Alexis Gisaro, ministre des ITP, affirmait quant à lui mercredi 25 décembre 2024 que cette route d’environ 230 km serait praticable dès juin 2025 dernier, avec un asphaltage prévu pour juillet 2027. Sur le terrain, le DG de l’APCSC a constaté que la construction des caniveaux avançait, et seule une vingtaine de kilomètres avaient jusque-là reçu la couche de forme et de fondation, selon le service de communication du gouvernorat du Kasaï-Central.
En décembre 2024, le CREFDL, se basant sur les analyses de l’Initiative pour la Transparence dans les Industries Extractives (ITIE), affirmait que seuls 40 millions de dollars américains avaient été alloués aux travaux à l'époque, alors que le besoin global est estimé à 278 millions de dollars. De ce montant, seulement 7,2 millions de dollars avaient été décaissés, soit un taux d’exécution de 0,18 %. Une situation qui compromet la promesse du chef de l’État, Félix Tshisekedi, faite à Kananga.
Cette inquiétude avait dans la foulé été rapidement balayée par le DG de l’ACGT, Nico Nzau Nzau, qui estimait que la construction de cette route devrait connaître une accélération significative en 2025. A ce jour, nous ne sommes pas en possession des chiffres sur le montant réel déjà décaissé pour la construction de cette route.
Dépendance à la Sicomines : un piège ?
Le financement de la route Kananga-Kalamba Mbuji dépend intégralement du projet Sicomines, ce qui pourrait retarder les travaux.

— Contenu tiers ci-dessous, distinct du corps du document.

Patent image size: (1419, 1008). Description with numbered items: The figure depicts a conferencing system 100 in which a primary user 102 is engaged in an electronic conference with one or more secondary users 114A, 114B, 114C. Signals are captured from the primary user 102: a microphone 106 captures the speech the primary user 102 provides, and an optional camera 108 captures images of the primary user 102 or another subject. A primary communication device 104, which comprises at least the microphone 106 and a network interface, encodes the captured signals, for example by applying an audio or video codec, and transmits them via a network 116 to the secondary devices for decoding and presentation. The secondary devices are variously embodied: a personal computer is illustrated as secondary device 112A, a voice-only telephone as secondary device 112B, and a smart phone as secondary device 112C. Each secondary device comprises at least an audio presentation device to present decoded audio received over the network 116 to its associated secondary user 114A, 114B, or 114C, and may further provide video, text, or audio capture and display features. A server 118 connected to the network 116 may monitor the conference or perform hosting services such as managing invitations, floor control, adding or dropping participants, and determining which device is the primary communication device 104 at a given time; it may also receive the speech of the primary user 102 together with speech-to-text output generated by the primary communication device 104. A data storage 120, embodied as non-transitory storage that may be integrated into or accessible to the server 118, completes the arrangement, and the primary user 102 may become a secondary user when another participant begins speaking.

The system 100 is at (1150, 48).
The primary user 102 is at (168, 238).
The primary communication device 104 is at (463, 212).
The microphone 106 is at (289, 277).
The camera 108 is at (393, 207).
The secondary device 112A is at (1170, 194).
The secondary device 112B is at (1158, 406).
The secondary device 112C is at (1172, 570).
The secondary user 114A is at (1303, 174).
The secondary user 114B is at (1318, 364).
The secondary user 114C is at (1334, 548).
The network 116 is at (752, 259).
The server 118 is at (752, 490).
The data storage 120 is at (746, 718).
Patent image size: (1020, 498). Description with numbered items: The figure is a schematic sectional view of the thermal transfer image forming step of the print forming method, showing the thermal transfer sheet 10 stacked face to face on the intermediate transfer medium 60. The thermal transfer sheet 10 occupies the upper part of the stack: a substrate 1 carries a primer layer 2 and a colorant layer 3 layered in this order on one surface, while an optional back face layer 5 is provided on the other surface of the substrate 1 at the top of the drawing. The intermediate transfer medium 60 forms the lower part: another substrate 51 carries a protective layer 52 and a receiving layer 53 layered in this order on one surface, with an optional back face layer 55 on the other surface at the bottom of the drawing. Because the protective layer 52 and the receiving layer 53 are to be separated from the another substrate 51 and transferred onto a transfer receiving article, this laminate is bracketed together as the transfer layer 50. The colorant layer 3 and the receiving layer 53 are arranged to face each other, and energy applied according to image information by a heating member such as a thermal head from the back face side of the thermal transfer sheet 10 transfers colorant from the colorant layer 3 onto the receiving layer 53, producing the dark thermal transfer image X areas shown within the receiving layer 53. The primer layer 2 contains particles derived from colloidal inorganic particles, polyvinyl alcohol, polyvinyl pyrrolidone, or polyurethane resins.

À titre d’exemple, au 17 juin 2025, les engagements effectifs dans le cadre du contrat Sicomines s’élevaient à 37 milliards CDF (environ 13 millions USD), selon le Plan d’engagement budgétaire du troisième trimestre 2025, un document du ministère du Budget consulté par DeskEco. Cela représente un taux de réalisation de seulement 3,9 %, alors que les investissements liés à la cession des actifs miniers en 2025 devaient atteindre plus de 957 milliards CDF (soit environ 334 millions USD, au taux du collectif budgétaire).
En temps normal, les investissements prévus dans le cadre du contrat chinois auraient dû dépasser 167 millions USD dès le premier semestre de 2025. Cette situation suscite des interrogations quant au respect des engagements par le Groupement des Entreprises Chinoises (GEC) et le gouvernement de la RDC, signataires de l’Avenant 5.
Le même document révèle par ailleurs que les investissements prévus pour le troisième trimestre 2025 s’élèvent à plus de 145 milliards CDF (environ 50 millions USD). Reste à savoir si les fonds manquants seront intégralement débloqués d’ici fin 2025, ou si une correction budgétaire discrète est à prévoir.
Cette dépendance expose également les projets à des risques de financement, car la convention sino-congolaise est soumise à plusieurs contraintes, comme le stipule l’article 1 de l’Avenant 5.
À Kananga et dans les villages environnants, l’espoir persiste. Le gouverneur de la province, Joseph Moïse Kambulu, qui avait vivement critiqué le gouvernement pour sa « négligence » dans l’exécution des projets au Kasaï-Central, insiste sur le respect des délais.